Como observador avezado de la realidad que le rodeaba, se percató de que no era la disciplina el elemento aglutinador de las organizaciones, sino el alineamiento natural que se producía desde la asunción como propios de los objetivos compartidos en su planeamiento, de la escucha activa de todo cuanto se tuviera que aportar en atención a definir metas y logros que en su definición se acabarían mostrando como propios.

Llegado a este punto, dirigir se le antojaba como una suerte que implicaba  capacidad de inspirar confianza a los demás, desde el carácter, el conocimiento, la escucha atenta y respetuosa, a la vez que consejo, instrucción, ayuda, ánimo y corrección, también corrección, firme y serena corrección. Inspirar, más que ordenar. La perplejidad empezaba a asomar por la ventana de su reflexión.

Pero si de inspirar se trataba, parecía como si algo se le hubiera escapado desde su primeros y primarios pasos  directivos. Para inspirar, ni siquiera se mostraba necesario desempeñar un cargo de responsabilidad. ¡Cuántas veces vino a su memoria la forma de emplearse de una persona que de él dependía y que marcó un antes y un después en su vida no solamente laboral! Le inspiró desde una posición  de menor responsabilidad. ¡Nadie sabía cuánto! La persona de naturaleza ejemplar no se mostraba necesitada de responsabilidades formales.

Sus axiomas, y apriorismos, se tambaleaban y  perdían fuerza. Si inspirar no necesitaba de ninguna posición directiva; si inspirar se mostraba ajeno a la formal jefatura,  el único camino que se le antojaba viable era el de la ejemplaridad. Obrar sobre sí mismo para impactar sobre los demás. Y lo que se inició como un viaje al exterior (qué debo hacer con los demás) se transformó en un viaje a su interior (cómo me debo emplear para mostrarme ejemplar). Llegado a este punto, la perplejidad se mostró en toda su crudeza. El arte de dirigir, mutando,  se le presentaba  como el arte de dirigirse. Sin él, todo lo demás se le antojaba como de escaso y  pobre contenido.
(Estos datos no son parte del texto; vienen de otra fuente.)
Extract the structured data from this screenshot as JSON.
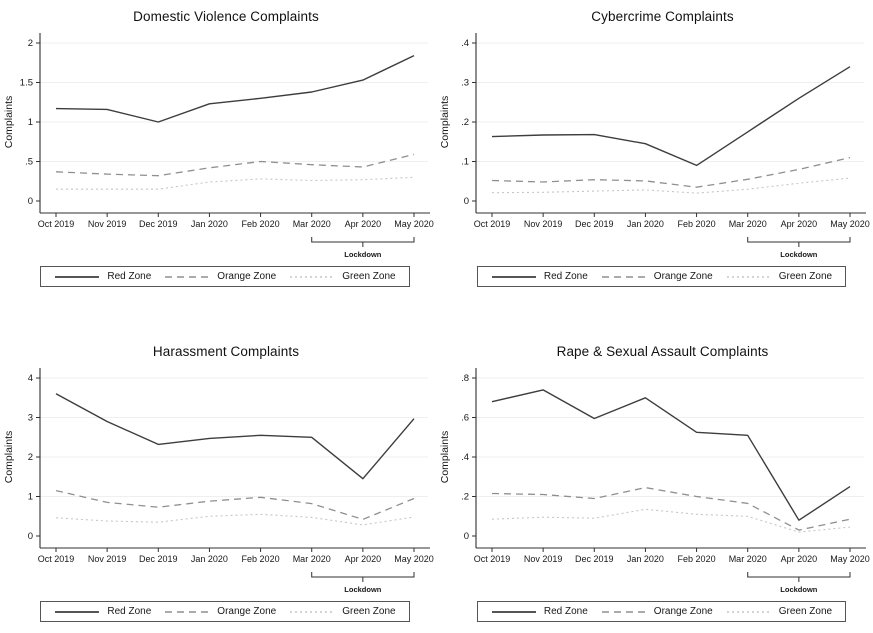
{
  "colors": {
    "red_zone": "#3d3d3d",
    "orange_zone": "#8f8f8f",
    "green_zone": "#cdc2c4",
    "axis": "#303030",
    "gridline": "#f1eef0",
    "text": "#181818",
    "legend_border": "#555555",
    "background": "#ffffff"
  },
  "line_styles": {
    "red_zone": {
      "dash": "",
      "width": 1.4
    },
    "orange_zone": {
      "dash": "7 5",
      "width": 1.3
    },
    "green_zone": {
      "dash": "2 3",
      "width": 1.1
    }
  },
  "chart_data": [
    {
      "type": "line",
      "title": "Domestic Violence Complaints",
      "ylabel": "Complaints",
      "categories": [
        "Oct 2019",
        "Nov 2019",
        "Dec 2019",
        "Jan 2020",
        "Feb 2020",
        "Mar 2020",
        "Apr 2020",
        "May 2020"
      ],
      "yticks": [
        0,
        0.5,
        1,
        1.5,
        2
      ],
      "ytick_labels": [
        "0",
        ".5",
        "1",
        "1.5",
        "2"
      ],
      "ylim": [
        0,
        2
      ],
      "grid": true,
      "legend_position": "bottom",
      "annotation": {
        "label": "Lockdown",
        "from": "Mar 2020",
        "to": "May 2020"
      },
      "series": [
        {
          "name": "Red Zone",
          "key": "red_zone",
          "values": [
            1.17,
            1.16,
            1.0,
            1.23,
            1.3,
            1.38,
            1.53,
            1.84
          ]
        },
        {
          "name": "Orange Zone",
          "key": "orange_zone",
          "values": [
            0.37,
            0.34,
            0.32,
            0.42,
            0.5,
            0.46,
            0.43,
            0.59
          ]
        },
        {
          "name": "Green Zone",
          "key": "green_zone",
          "values": [
            0.15,
            0.15,
            0.15,
            0.24,
            0.28,
            0.26,
            0.27,
            0.3
          ]
        }
      ]
    },
    {
      "type": "line",
      "title": "Cybercrime Complaints",
      "ylabel": "Complaints",
      "categories": [
        "Oct 2019",
        "Nov 2019",
        "Dec 2019",
        "Jan 2020",
        "Feb 2020",
        "Mar 2020",
        "Apr 2020",
        "May 2020"
      ],
      "yticks": [
        0,
        0.1,
        0.2,
        0.3,
        0.4
      ],
      "ytick_labels": [
        "0",
        ".1",
        ".2",
        ".3",
        ".4"
      ],
      "ylim": [
        0,
        0.4
      ],
      "grid": true,
      "legend_position": "bottom",
      "annotation": {
        "label": "Lockdown",
        "from": "Mar 2020",
        "to": "May 2020"
      },
      "series": [
        {
          "name": "Red Zone",
          "key": "red_zone",
          "values": [
            0.163,
            0.167,
            0.168,
            0.145,
            0.09,
            0.175,
            0.26,
            0.34
          ]
        },
        {
          "name": "Orange Zone",
          "key": "orange_zone",
          "values": [
            0.052,
            0.048,
            0.054,
            0.051,
            0.035,
            0.055,
            0.08,
            0.11
          ]
        },
        {
          "name": "Green Zone",
          "key": "green_zone",
          "values": [
            0.021,
            0.022,
            0.025,
            0.028,
            0.02,
            0.03,
            0.045,
            0.058
          ]
        }
      ]
    },
    {
      "type": "line",
      "title": "Harassment Complaints",
      "ylabel": "Complaints",
      "categories": [
        "Oct 2019",
        "Nov 2019",
        "Dec 2019",
        "Jan 2020",
        "Feb 2020",
        "Mar 2020",
        "Apr 2020",
        "May 2020"
      ],
      "yticks": [
        0,
        1,
        2,
        3,
        4
      ],
      "ytick_labels": [
        "0",
        "1",
        "2",
        "3",
        "4"
      ],
      "ylim": [
        0,
        4
      ],
      "grid": true,
      "legend_position": "bottom",
      "annotation": {
        "label": "Lockdown",
        "from": "Mar 2020",
        "to": "May 2020"
      },
      "series": [
        {
          "name": "Red Zone",
          "key": "red_zone",
          "values": [
            3.6,
            2.9,
            2.32,
            2.47,
            2.55,
            2.5,
            1.45,
            2.97
          ]
        },
        {
          "name": "Orange Zone",
          "key": "orange_zone",
          "values": [
            1.15,
            0.85,
            0.73,
            0.88,
            0.98,
            0.82,
            0.42,
            0.95
          ]
        },
        {
          "name": "Green Zone",
          "key": "green_zone",
          "values": [
            0.46,
            0.38,
            0.35,
            0.5,
            0.55,
            0.47,
            0.28,
            0.48
          ]
        }
      ]
    },
    {
      "type": "line",
      "title": "Rape & Sexual Assault Complaints",
      "ylabel": "Complaints",
      "categories": [
        "Oct 2019",
        "Nov 2019",
        "Dec 2019",
        "Jan 2020",
        "Feb 2020",
        "Mar 2020",
        "Apr 2020",
        "May 2020"
      ],
      "yticks": [
        0,
        0.2,
        0.4,
        0.6,
        0.8
      ],
      "ytick_labels": [
        "0",
        ".2",
        ".4",
        ".6",
        ".8"
      ],
      "ylim": [
        0,
        0.8
      ],
      "grid": true,
      "legend_position": "bottom",
      "annotation": {
        "label": "Lockdown",
        "from": "Mar 2020",
        "to": "May 2020"
      },
      "series": [
        {
          "name": "Red Zone",
          "key": "red_zone",
          "values": [
            0.68,
            0.74,
            0.595,
            0.7,
            0.525,
            0.51,
            0.08,
            0.25
          ]
        },
        {
          "name": "Orange Zone",
          "key": "orange_zone",
          "values": [
            0.215,
            0.21,
            0.19,
            0.245,
            0.2,
            0.165,
            0.03,
            0.085
          ]
        },
        {
          "name": "Green Zone",
          "key": "green_zone",
          "values": [
            0.085,
            0.095,
            0.09,
            0.135,
            0.11,
            0.1,
            0.02,
            0.045
          ]
        }
      ]
    }
  ]
}
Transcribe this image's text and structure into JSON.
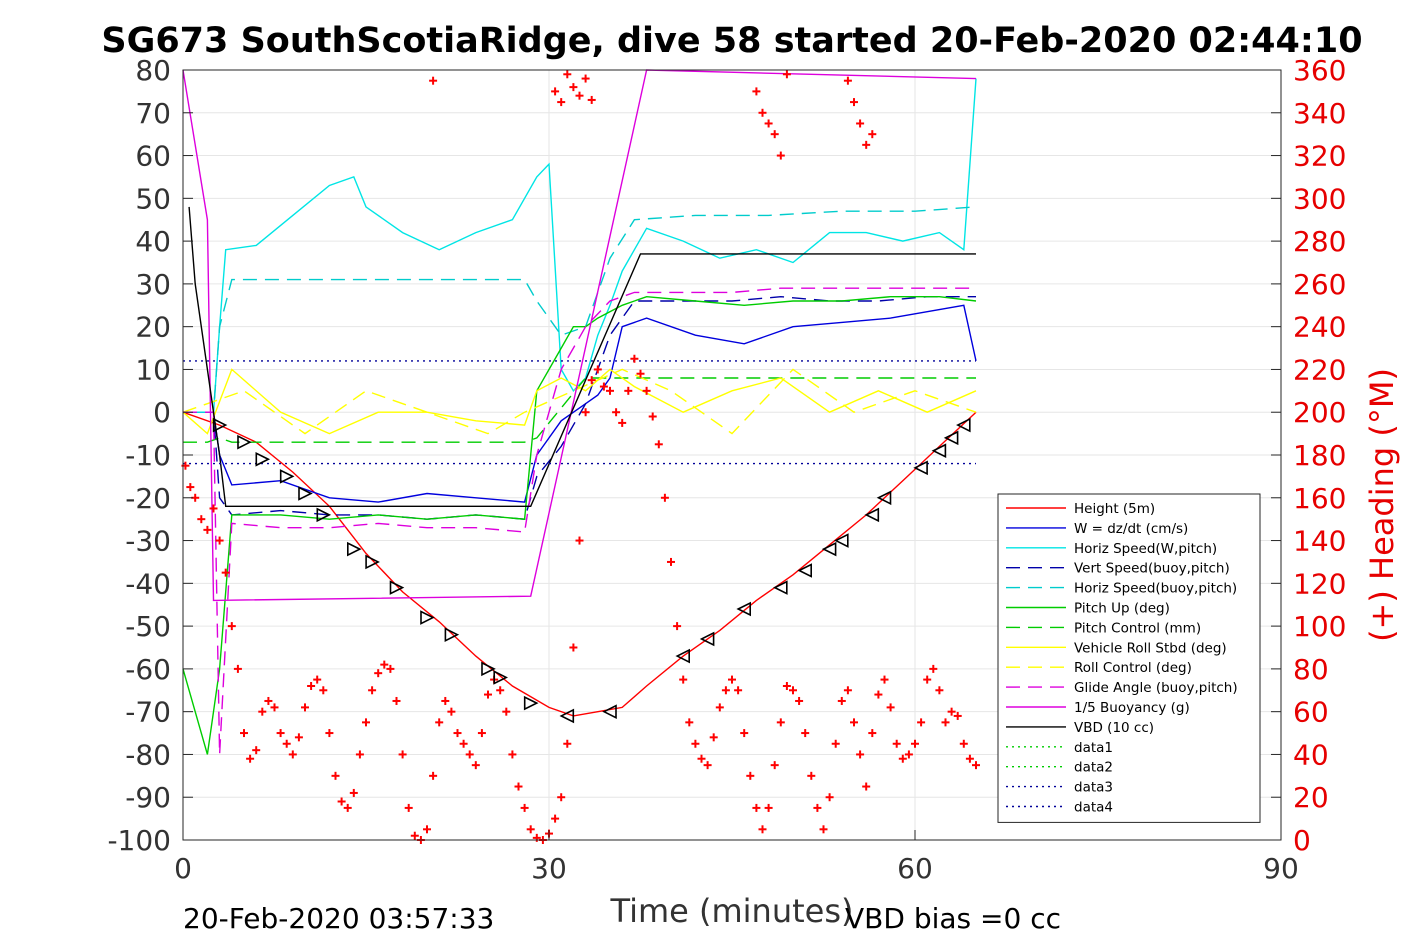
{
  "chart_data": {
    "type": "line",
    "title": "SG673 SouthScotiaRidge, dive 58 started 20-Feb-2020 02:44:10",
    "xlabel": "Time (minutes)",
    "ylabel": "",
    "y2label": "(+) Heading (°M)",
    "xlim": [
      0,
      90
    ],
    "ylim": [
      -100,
      80
    ],
    "y2lim": [
      0,
      360
    ],
    "xticks": [
      "0",
      "30",
      "60",
      "90"
    ],
    "yticks": [
      "-100",
      "-90",
      "-80",
      "-70",
      "-60",
      "-50",
      "-40",
      "-30",
      "-20",
      "-10",
      "0",
      "10",
      "20",
      "30",
      "40",
      "50",
      "60",
      "70",
      "80"
    ],
    "y2ticks": [
      "0",
      "20",
      "40",
      "60",
      "80",
      "100",
      "120",
      "140",
      "160",
      "180",
      "200",
      "220",
      "240",
      "260",
      "280",
      "300",
      "320",
      "340",
      "360"
    ],
    "grid": true,
    "legend_position": "bottom-right",
    "footer_left": "20-Feb-2020 03:57:33",
    "footer_right": "VBD bias =0 cc",
    "series": [
      {
        "name": "Height (5m)",
        "color": "#ff0000",
        "style": "solid",
        "x": [
          0,
          3,
          6,
          9,
          12,
          15,
          18,
          21,
          24,
          27,
          30,
          32,
          34,
          36,
          38,
          41,
          44,
          47,
          50,
          53,
          56,
          59,
          62,
          65
        ],
        "y": [
          0,
          -3,
          -7,
          -14,
          -22,
          -33,
          -42,
          -49,
          -57,
          -64,
          -69,
          -71,
          -70,
          -69,
          -64,
          -57,
          -51,
          -44,
          -38,
          -31,
          -24,
          -16,
          -8,
          0
        ]
      },
      {
        "name": "W = dz/dt (cm/s)",
        "color": "#0000dd",
        "style": "solid",
        "x": [
          0,
          2.5,
          3,
          4,
          8,
          12,
          16,
          20,
          24,
          28,
          29,
          31,
          33,
          34,
          35,
          36,
          38,
          42,
          46,
          50,
          54,
          58,
          62,
          64,
          65
        ],
        "y": [
          0,
          0,
          -10,
          -17,
          -16,
          -20,
          -21,
          -19,
          -20,
          -21,
          -10,
          -2,
          2,
          4,
          8,
          20,
          22,
          18,
          16,
          20,
          21,
          22,
          24,
          25,
          12
        ]
      },
      {
        "name": "Horiz Speed(W,pitch)",
        "color": "#00e5e5",
        "style": "solid",
        "x": [
          0,
          2.5,
          3,
          3.5,
          6,
          9,
          12,
          14,
          15,
          18,
          21,
          24,
          27,
          29,
          30,
          31,
          32,
          33,
          34,
          35,
          36,
          38,
          41,
          44,
          47,
          50,
          53,
          56,
          59,
          62,
          64,
          65
        ],
        "y": [
          0,
          0,
          20,
          38,
          39,
          46,
          53,
          55,
          48,
          42,
          38,
          42,
          45,
          55,
          58,
          10,
          5,
          8,
          18,
          25,
          33,
          43,
          40,
          36,
          38,
          35,
          42,
          42,
          40,
          42,
          38,
          78
        ]
      },
      {
        "name": "Vert Speed(buoy,pitch)",
        "color": "#0000aa",
        "style": "dash",
        "x": [
          0,
          2.5,
          3,
          4,
          8,
          12,
          16,
          20,
          24,
          28,
          29,
          31,
          33,
          35,
          37,
          41,
          45,
          49,
          53,
          57,
          61,
          65
        ],
        "y": [
          0,
          0,
          -20,
          -24,
          -23,
          -24,
          -24,
          -25,
          -24,
          -25,
          -15,
          -8,
          2,
          18,
          26,
          26,
          26,
          27,
          26,
          26,
          27,
          27
        ]
      },
      {
        "name": "Horiz Speed(buoy,pitch)",
        "color": "#00cccc",
        "style": "dash",
        "x": [
          0,
          2.5,
          3,
          4,
          10,
          16,
          22,
          28,
          29,
          31,
          33,
          35,
          37,
          42,
          48,
          54,
          60,
          65
        ],
        "y": [
          0,
          0,
          20,
          31,
          31,
          31,
          31,
          31,
          26,
          18,
          20,
          36,
          45,
          46,
          46,
          47,
          47,
          48
        ]
      },
      {
        "name": "Pitch Up (deg)",
        "color": "#00cc00",
        "style": "solid",
        "x": [
          0,
          0.5,
          1,
          1.5,
          2,
          2.5,
          3,
          4,
          8,
          12,
          16,
          20,
          24,
          28,
          29,
          31,
          32,
          33,
          34,
          36,
          38,
          42,
          46,
          50,
          54,
          58,
          62,
          65
        ],
        "y": [
          -60,
          -65,
          -70,
          -75,
          -80,
          -70,
          -60,
          -24,
          -24,
          -25,
          -24,
          -25,
          -24,
          -25,
          5,
          15,
          20,
          20,
          22,
          25,
          27,
          26,
          25,
          26,
          26,
          27,
          27,
          26
        ]
      },
      {
        "name": "Pitch Control (mm)",
        "color": "#00cc00",
        "style": "dash",
        "x": [
          0,
          2,
          3,
          4,
          28,
          29,
          33,
          34,
          40,
          65
        ],
        "y": [
          -7,
          -7,
          -6,
          -7,
          -7,
          -6,
          8,
          8,
          8,
          8
        ]
      },
      {
        "name": "Vehicle Roll Stbd (deg)",
        "color": "#ffff00",
        "style": "solid",
        "x": [
          0,
          2,
          4,
          8,
          12,
          16,
          20,
          24,
          28,
          29,
          31,
          33,
          35,
          37,
          41,
          45,
          49,
          53,
          57,
          61,
          65
        ],
        "y": [
          0,
          -5,
          10,
          0,
          -5,
          0,
          0,
          -2,
          -3,
          5,
          8,
          5,
          10,
          6,
          0,
          5,
          8,
          0,
          5,
          0,
          5
        ]
      },
      {
        "name": "Roll Control (deg)",
        "color": "#ffff00",
        "style": "dash",
        "x": [
          0,
          5,
          10,
          15,
          20,
          25,
          28,
          32,
          36,
          40,
          45,
          50,
          55,
          60,
          65
        ],
        "y": [
          0,
          5,
          -5,
          5,
          0,
          -5,
          0,
          5,
          10,
          5,
          -5,
          10,
          0,
          5,
          0
        ]
      },
      {
        "name": "Glide Angle (buoy,pitch)",
        "color": "#dd00dd",
        "style": "dash",
        "x": [
          0,
          2.5,
          3,
          4,
          8,
          12,
          16,
          20,
          24,
          28,
          29,
          31,
          33,
          35,
          37,
          41,
          45,
          49,
          53,
          57,
          61,
          65
        ],
        "y": [
          0,
          0,
          -80,
          -26,
          -27,
          -27,
          -26,
          -27,
          -27,
          -28,
          -10,
          10,
          20,
          26,
          28,
          28,
          28,
          29,
          29,
          29,
          29,
          29
        ]
      },
      {
        "name": "1/5 Buoyancy (g)",
        "color": "#dd00dd",
        "style": "solid",
        "x": [
          0,
          2,
          2.5,
          28.5,
          38,
          65
        ],
        "y": [
          80,
          45,
          -44,
          -43,
          80,
          78
        ]
      },
      {
        "name": "VBD (10 cc)",
        "color": "#000000",
        "style": "solid",
        "x": [
          0.5,
          1,
          2,
          3,
          3.5,
          28.5,
          37.5,
          65
        ],
        "y": [
          48,
          30,
          10,
          -10,
          -22,
          -22,
          37,
          37
        ]
      },
      {
        "name": "data1",
        "color": "#00cc00",
        "style": "dot",
        "x": [],
        "y": []
      },
      {
        "name": "data2",
        "color": "#00cc00",
        "style": "dot",
        "x": [],
        "y": []
      },
      {
        "name": "data3",
        "color": "#000099",
        "style": "dot",
        "x": [
          0,
          65
        ],
        "y": [
          -12,
          -12
        ]
      },
      {
        "name": "data4",
        "color": "#000099",
        "style": "dot",
        "x": [
          0,
          65
        ],
        "y": [
          12,
          12
        ]
      }
    ],
    "heading_series": {
      "color": "#ff0000",
      "marker": "+",
      "axis": "right",
      "x": [
        0.2,
        0.6,
        1,
        1.5,
        2,
        2.5,
        3,
        3.5,
        4,
        4.5,
        5,
        5.5,
        6,
        6.5,
        7,
        7.5,
        8,
        8.5,
        9,
        9.5,
        10,
        10.5,
        11,
        11.5,
        12,
        12.5,
        13,
        13.5,
        14,
        14.5,
        15,
        15.5,
        16,
        16.5,
        17,
        17.5,
        18,
        18.5,
        19,
        19.5,
        20,
        20.5,
        21,
        21.5,
        22,
        22.5,
        23,
        23.5,
        24,
        24.5,
        25,
        25.5,
        26,
        26.5,
        27,
        27.5,
        28,
        28.5,
        29,
        29.5,
        30,
        30.5,
        31,
        31.5,
        32,
        32.5,
        33,
        33.5,
        34,
        34.5,
        35,
        35.5,
        36,
        36.5,
        37,
        37.5,
        38,
        38.5,
        39,
        39.5,
        40,
        40.5,
        41,
        41.5,
        42,
        42.5,
        43,
        43.5,
        44,
        44.5,
        45,
        45.5,
        46,
        46.5,
        47,
        47.5,
        48,
        48.5,
        49,
        49.5,
        50,
        50.5,
        51,
        51.5,
        52,
        52.5,
        53,
        53.5,
        54,
        54.5,
        55,
        55.5,
        56,
        56.5,
        57,
        57.5,
        58,
        58.5,
        59,
        59.5,
        60,
        60.5,
        61,
        61.5,
        62,
        62.5,
        63,
        63.5,
        64,
        64.5,
        65
      ],
      "y": [
        175,
        165,
        160,
        150,
        145,
        155,
        140,
        125,
        100,
        80,
        50,
        38,
        42,
        60,
        65,
        62,
        50,
        45,
        40,
        48,
        62,
        72,
        75,
        70,
        50,
        30,
        18,
        15,
        22,
        40,
        55,
        70,
        78,
        82,
        80,
        65,
        40,
        15,
        2,
        0,
        5,
        30,
        55,
        65,
        60,
        50,
        45,
        40,
        35,
        50,
        68,
        75,
        70,
        60,
        40,
        25,
        15,
        5,
        1,
        0,
        3,
        10,
        20,
        45,
        90,
        140,
        200,
        215,
        220,
        212,
        210,
        200,
        195,
        210,
        225,
        218,
        210,
        198,
        185,
        160,
        130,
        100,
        75,
        55,
        45,
        38,
        35,
        48,
        62,
        70,
        75,
        70,
        50,
        30,
        15,
        5,
        15,
        35,
        55,
        72,
        70,
        65,
        50,
        30,
        15,
        5,
        20,
        45,
        65,
        70,
        55,
        40,
        25,
        50,
        68,
        75,
        62,
        45,
        38,
        40,
        45,
        55,
        75,
        80,
        70,
        55,
        60,
        58,
        45,
        38,
        35
      ]
    },
    "heading_scatter_top": {
      "x": [
        20.5,
        30.5,
        31,
        31.5,
        32,
        32.5,
        33,
        33.5,
        47,
        47.5,
        48,
        48.5,
        49,
        49.5,
        54.5,
        55,
        55.5,
        56,
        56.5
      ],
      "y": [
        355,
        350,
        345,
        358,
        352,
        348,
        356,
        346,
        350,
        340,
        335,
        330,
        320,
        358,
        355,
        345,
        335,
        325,
        330
      ]
    },
    "marker_points": {
      "marker": "triangle",
      "color": "#000000",
      "x": [
        3,
        5,
        6.5,
        8.5,
        10,
        11.5,
        14,
        15.5,
        17.5,
        20,
        22,
        25,
        26,
        28.5,
        31.5,
        35,
        41,
        43,
        46,
        49,
        51,
        53,
        54,
        56.5,
        57.5,
        60.5,
        62,
        63,
        64
      ],
      "y": [
        -3,
        -7,
        -11,
        -15,
        -19,
        -24,
        -32,
        -35,
        -41,
        -48,
        -52,
        -60,
        -62,
        -68,
        -71,
        -70,
        -57,
        -53,
        -46,
        -41,
        -37,
        -32,
        -30,
        -24,
        -20,
        -13,
        -9,
        -6,
        -3
      ]
    }
  }
}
De dentro afuera, lo había oído y leído tantas y tantas veces y, curiosamente, ahora, después de tan largo viaje introspectivo, se le ofrecía como el más firme argumento de dirección que se pudiera citar. El ejemplo como la manifestación más sutil de influencia sobre los demás. Pocas veces desde la imposición (alguna vez es necesario), y siempre desde la nobleza de quien se muestra merecedor de todos nuestros respetos.

Resuelta su incómoda zozobra e inquietud, se adentró en la elaboración de su propio manual de estilo. Llevaba por título: El arte de dirigirse para inspirar a los demás.

El camino seguía, pero se presentaba menos angosto.

A todos aquellos que hacen del ejemplo su principal herramienta directiva.

Publicado el 27/2/2015 en El Confidencial Digital.